The Power of Awk

Yesterday, I used a shell script I had written a while back to convert some VTT subtitle files into normal text, however, because these files this time were from yt-dlp, there was extra formatting and I had to write a second shell-script for post processing. These took a while to write but also a long time to run and it was quite late by the time I had working outputs from them. After it was all done, I wondered if it would have been faster to write some awk scripts, given this is text processing and that's what awk is best at. This wasn't my first choice as awk is not a language I am very familiar with, but today I thought I'd give it a try for arguments' sake to see if it would be any faster. Writing and testing the scripts took about 1.5 hours (a lot of which was spent finding out how to do things), but I now have some scripts that work.

Original shell scripts

First, the shell scripts I used yesterday:

vtt.sh:

#!/bin/sh
#vtt converter

vttfile="$1"
textfile="$2"
i='1'
numl="$(wc -l "$vttfile"|cut -f 1 -d ' ')"
mark='0'
ci=''

getci() {
  cat "$vttfile"|sed -ne "${1}p"
}

echo "" > "$textfile"

while test "$i" -lt "$numl"; do
  ci="$(getci "$i")"
  echo "$i: $ci"
  if test "$mark" == '0'; then
    while test "$(echo "$ci"|sed -ne '/-->/p')" == ""; do
	  i="$(($i + 1))"
	  ci="$(getci "$i")"
	done
	mark="1"
  else
    if test "$ci" == ''; then
	  mark='0'
	else
	  echo "$ci" >> "$textfile"
	fi
  fi
  i="$(($i + 1))"
done

vtt-post.sh:

#!/bin/sh
#vtt post processing

subs="$1"
textfile="$2"
ci=''
pci=''
i='1'
numl="$(wc -l "$subs"|cut -f 1 -d ' ')"

getci() {
  cat "$subs"|sed -nbe "${1}p"
}
getcif() {
  getci "$1"|sed -be "/[<][0-9].*[>]/s/.*//"
}

echo "" > "$textfile"

while test "$i" -lt "$numl"; do
  ci="$(getcif "$i")"
  if test ! -z "$(echo $ci)"; then
    if test "$ci" != "$pci"; then
	  echo "$i: $ci"
	  echo "$ci" >> "$textfile"
	fi
    pci="$ci"
  fi
  i="$(($i + 1))"
done
while test -z "$(getci "$i")"; do
  i="$(($i - 1))"
done
ci="$(getci "$i")"
if echo "$ci"|grep -q '[<][0-9].*[>]'; then
  ci="$(echo "$ci"|sed -be 's/[<][^>]*[>]//g')"
  echo "$i: $ci"
  echo "$ci" >> "$textfile"
fi
unix2dos "$textfile"

These scripts took about 2-5 minutes each to run on each VTT file and I had to run vtt.sh first to output an intermediary file, then run vtt-post.sh on that file.

The awk scripts

First, I converted vtt.sh to awk:

#!/bin/awk -f
BEGIN { mark=0}
/-->/ { mark = 1}
/^[ ]*$/ { mark = 0 }
mark == 1 && $0 !~ /-->/ { print $0 }

That was short (though it took a while to write it)! It also ran through in under a second!

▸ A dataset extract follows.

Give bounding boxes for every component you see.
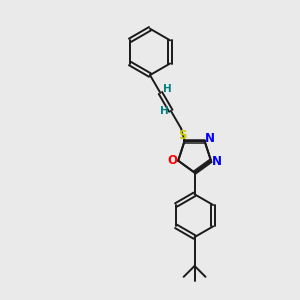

Then I converted vtt-post.sh to awk:

#!/bin/awk -f
BEGIN {lci=""; pci=""; li=0; ii=0}
/^[^<>]+[^<> ]+[^<>]*$/ { if (pci != $0) { print $0; pci = $0; ii = NR } }
/[<][0-9].*[>]/ { lci=$0; li = NR }
END { if (li > ii) { gsub(/[<][^>]*[>]/,"",lci); print lci } }

A bit more complex in some ways and the output needed me to run "unix2dos" on it manually, but even with that added to the end of the launching command, it ran in under a second!

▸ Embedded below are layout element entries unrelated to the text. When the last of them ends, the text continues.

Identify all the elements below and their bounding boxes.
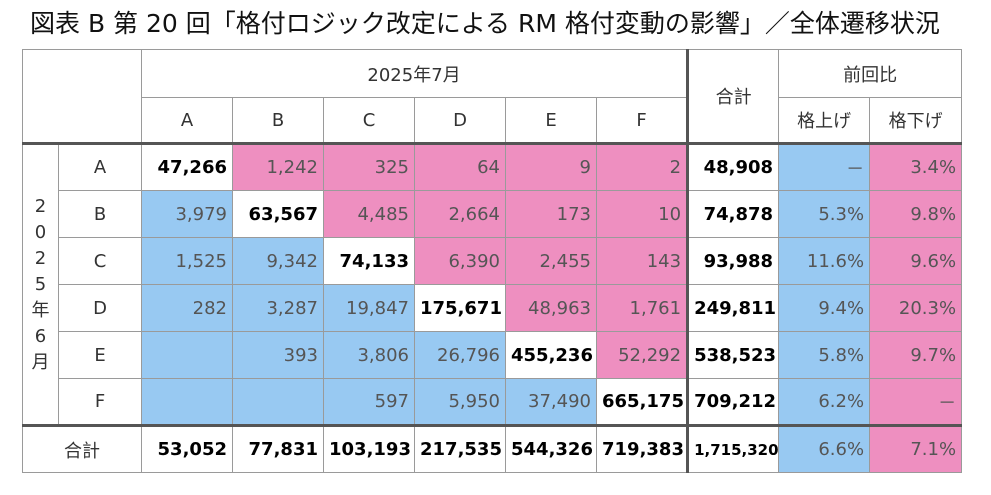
table-row: 2 0 2 5 年 6 月 A 47,266 1,242 325 64 9 2 48,908 － 3.4% [22,142,963,426]
row-total: 249,811 [686,284,780,332]
downgrade-rate: 20.3% [869,284,963,332]
downgrade-rate: 9.6% [869,237,963,285]
matrix-cell: 63,567 [232,190,324,238]
row-group-char: 年 [31,299,50,321]
downgrade-rate: 9.8% [869,190,963,238]
matrix-cell: 6,390 [414,237,506,285]
row-group-char: 2 [34,195,47,217]
matrix-cell: 2,455 [505,237,597,285]
matrix-cell: 64 [414,142,506,191]
downgrade-rate: 9.7% [869,331,963,379]
corner-cell [22,49,142,144]
col-header: C [323,97,415,144]
matrix-cell: 2 [595,142,689,191]
column-total: 544,326 [505,424,597,473]
matrix-cell: 3,806 [323,331,415,379]
matrix-cell [141,378,233,426]
total-header: 合計 [686,49,780,144]
row-total: 538,523 [686,331,780,379]
matrix-cell: 325 [323,142,415,191]
matrix-cell: 3,979 [141,190,233,238]
row-group-char: 5 [34,273,47,295]
matrix-cell: 26,796 [414,331,506,379]
row-header: B [58,190,142,238]
upgrade-rate: 6.2% [778,378,871,426]
matrix-cell [141,331,233,379]
col-header: A [141,97,233,144]
table-row: F 597 5,950 37,490 665,175 709,212 6.2% － [23,378,963,426]
matrix-cell: 665,175 [595,378,689,426]
matrix-cell [232,378,324,426]
column-total: 77,831 [232,424,324,473]
matrix-cell: 48,963 [505,284,597,332]
matrix-cell: 175,671 [414,284,506,332]
matrix-cell: 10 [595,190,689,238]
upgrade-rate: 5.3% [778,190,871,238]
matrix-cell: 1,761 [595,284,689,332]
row-group-label: 2 0 2 5 年 6 月 [22,142,59,426]
row-header: E [58,331,142,379]
row-total: 74,878 [686,190,780,238]
col-header: E [505,97,597,144]
upgrade-rate: 5.8% [778,331,871,379]
row-group-char: 6 [34,325,47,347]
table-row: C 1,525 9,342 74,133 6,390 2,455 143 93,988 11.6… [23,237,963,285]
matrix-cell: 47,266 [141,142,233,191]
upgrade-rate: 11.6% [778,237,871,285]
matrix-cell: 19,847 [323,284,415,332]
matrix-cell: 3,287 [232,284,324,332]
upgrade-rate: 9.4% [778,284,871,332]
column-total: 53,052 [141,424,233,473]
row-header: D [58,284,142,332]
matrix-cell: 52,292 [595,331,689,379]
page-title: 図表 B 第 20 回「格付ロジック改定による RM 格付変動の影響」／全体遷移… [30,9,940,38]
row-group-char: 月 [31,351,50,373]
matrix-cell: 9 [505,142,597,191]
table-row: B 3,979 63,567 4,485 2,664 173 10 74,878 5.3% 9.8… [23,190,963,238]
row-group-char: 2 [34,247,47,269]
matrix-cell: 393 [232,331,324,379]
matrix-cell: 143 [595,237,689,285]
matrix-cell: 2,664 [414,190,506,238]
upgrade-header: 格上げ [778,97,871,144]
matrix-cell: 173 [505,190,597,238]
row-total: 48,908 [686,142,780,191]
total-upgrade-rate: 6.6% [778,424,871,473]
matrix-cell: 282 [141,284,233,332]
transition-matrix: 2025年7月 合計 前回比 A B C D E F 格上げ 格下げ 2 0 2 5 年… [22,49,963,473]
row-header: C [58,237,142,285]
downgrade-header: 格下げ [869,97,963,144]
col-header: D [414,97,506,144]
row-group-char: 0 [34,221,47,243]
table-row: D 282 3,287 19,847 175,671 48,963 1,761 249,811… [23,284,963,332]
col-header: B [232,97,324,144]
matrix-cell: 4,485 [323,190,415,238]
column-total: 719,383 [595,424,689,473]
downgrade-rate: 3.4% [869,142,963,191]
period-header: 2025年7月 [140,49,689,98]
comparison-header: 前回比 [778,49,963,98]
totals-label: 合計 [22,424,142,473]
column-total: 103,193 [323,424,415,473]
downgrade-rate: － [869,378,963,426]
row-total: 709,212 [686,378,780,426]
row-header: F [58,378,142,426]
matrix-cell: 74,133 [323,237,415,285]
matrix-cell: 1,242 [232,142,324,191]
table-row: E 393 3,806 26,796 455,236 52,292 538,523 5.8% 9… [23,331,963,379]
matrix-cell: 455,236 [505,331,597,379]
totals-row: 合計 53,052 77,831 103,193 217,535 544,326 719,3… [22,424,963,473]
matrix-cell: 9,342 [232,237,324,285]
matrix-cell: 37,490 [505,378,597,426]
row-header: A [58,142,142,191]
column-total: 217,535 [414,424,506,473]
upgrade-rate: － [778,142,871,191]
total-downgrade-rate: 7.1% [869,424,963,473]
matrix-cell: 5,950 [414,378,506,426]
grand-total: 1,715,320 [686,424,780,473]
matrix-cell: 597 [323,378,415,426]
row-total: 93,988 [686,237,780,285]
matrix-cell: 1,525 [141,237,233,285]
col-header: F [595,97,689,144]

I then wondered if I could merge them.

vtt-combined.awk:

#!/bin/awk -f
#vtt and vtt-post combined
BEGIN { mark=0; lci=""; pci=""; li=0; ii=0}
/-->/ { mark = 1}
/^[ ]*$/ { mark = 0 }
mark == 1 && $0 !~ /-->/ && /^[^<>]+[^<> ]+[^<>]*$/ { if (pci != $0) { print $0; pci = $0; ii = NR } }
mark == 1 && $0 !~ /-->/ && /[<][0-9].*[>]/ { lci=$0; li = NR }
END { if (li > ii) { gsub(/[<][^>]*[>]/,"",lci); print lci } }

It would appear so! Again, I had to add "unix2dos" to the launching command, but the entire thing ran again in under a second!

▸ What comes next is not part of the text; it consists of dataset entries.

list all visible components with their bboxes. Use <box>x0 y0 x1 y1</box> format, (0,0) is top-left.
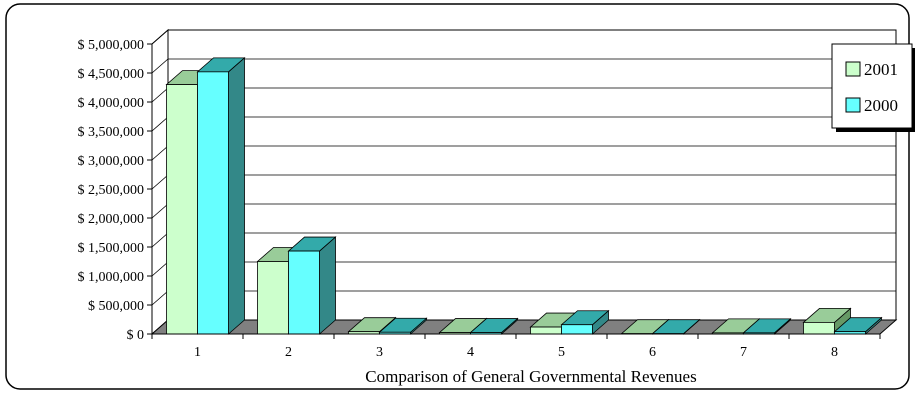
y-tick-label: $ 4,000,000 <box>78 96 145 111</box>
y-tick-label: $ 1,000,000 <box>78 270 145 285</box>
bar-front <box>197 71 229 335</box>
x-axis-ticks: 1 2 3 4 5 6 7 8 <box>151 44 881 360</box>
bar <box>196 56 246 335</box>
x-tick-label: 2 <box>285 345 292 360</box>
x-tick-label: 5 <box>558 345 565 360</box>
bar <box>287 236 337 335</box>
y-tick-label: $ 3,000,000 <box>78 154 145 169</box>
bar-side <box>228 56 245 335</box>
x-tick-label: 4 <box>467 345 474 360</box>
y-tick-label: $ 5,000,000 <box>78 38 145 53</box>
legend: 2001 2000 <box>831 43 915 132</box>
x-tick-label: 1 <box>194 345 201 360</box>
legend-swatch <box>845 97 861 113</box>
bar-front <box>803 321 835 335</box>
y-tick-label: $ 3,500,000 <box>78 125 145 140</box>
bar <box>378 317 428 335</box>
legend-label: 2001 <box>864 60 898 79</box>
y-tick-label: $ 2,000,000 <box>78 212 145 227</box>
y-tick-label: $ 2,500,000 <box>78 183 145 198</box>
bar-front <box>530 326 562 335</box>
legend-box <box>831 43 913 129</box>
bar <box>833 316 883 335</box>
y-tick-label: $ 0 <box>127 328 145 343</box>
bar <box>469 317 519 335</box>
bar-front <box>288 250 320 335</box>
legend-label: 2000 <box>864 96 898 115</box>
bar <box>742 317 792 335</box>
bar <box>560 309 610 335</box>
gridline <box>151 29 896 45</box>
y-axis-ticks: $ 0 $ 500,000 $ 1,000,000 $ 1,500,000 $ 2,00… <box>78 38 152 343</box>
x-tick-label: 8 <box>831 345 838 360</box>
y-tick-label: $ 4,500,000 <box>78 67 145 82</box>
gridline <box>151 58 896 74</box>
bar-front <box>257 261 289 335</box>
y-tick-label: $ 1,500,000 <box>78 241 145 256</box>
bar-side <box>319 236 336 335</box>
bar-front <box>166 84 198 335</box>
x-tick-label: 6 <box>649 345 656 360</box>
y-tick-label: $ 500,000 <box>88 299 144 314</box>
legend-swatch <box>845 61 861 77</box>
x-tick-label: 3 <box>376 345 383 360</box>
x-tick-label: 7 <box>740 345 747 360</box>
bars <box>165 56 883 335</box>
bar-front <box>561 324 593 335</box>
x-axis-label: Comparison of General Governmental Reven… <box>365 367 696 386</box>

The only difference between the output of the shell-scripts and the final awk script was a blank line at the start of the file, which I didn't want anyway (thinking back, I should have used "echo -n '' > $textfile" in my shell-scripts instead of "echo '' > $textfile" to fix this, but it doesn't occur in awk).

Conclusion

A job costing 10 minutes of computer time reduced to under a second? Lesson learned! The only thing is it's slightly harder to debug, but with such short scripts and runtimes, this doesn't matter as much as I had thought it would.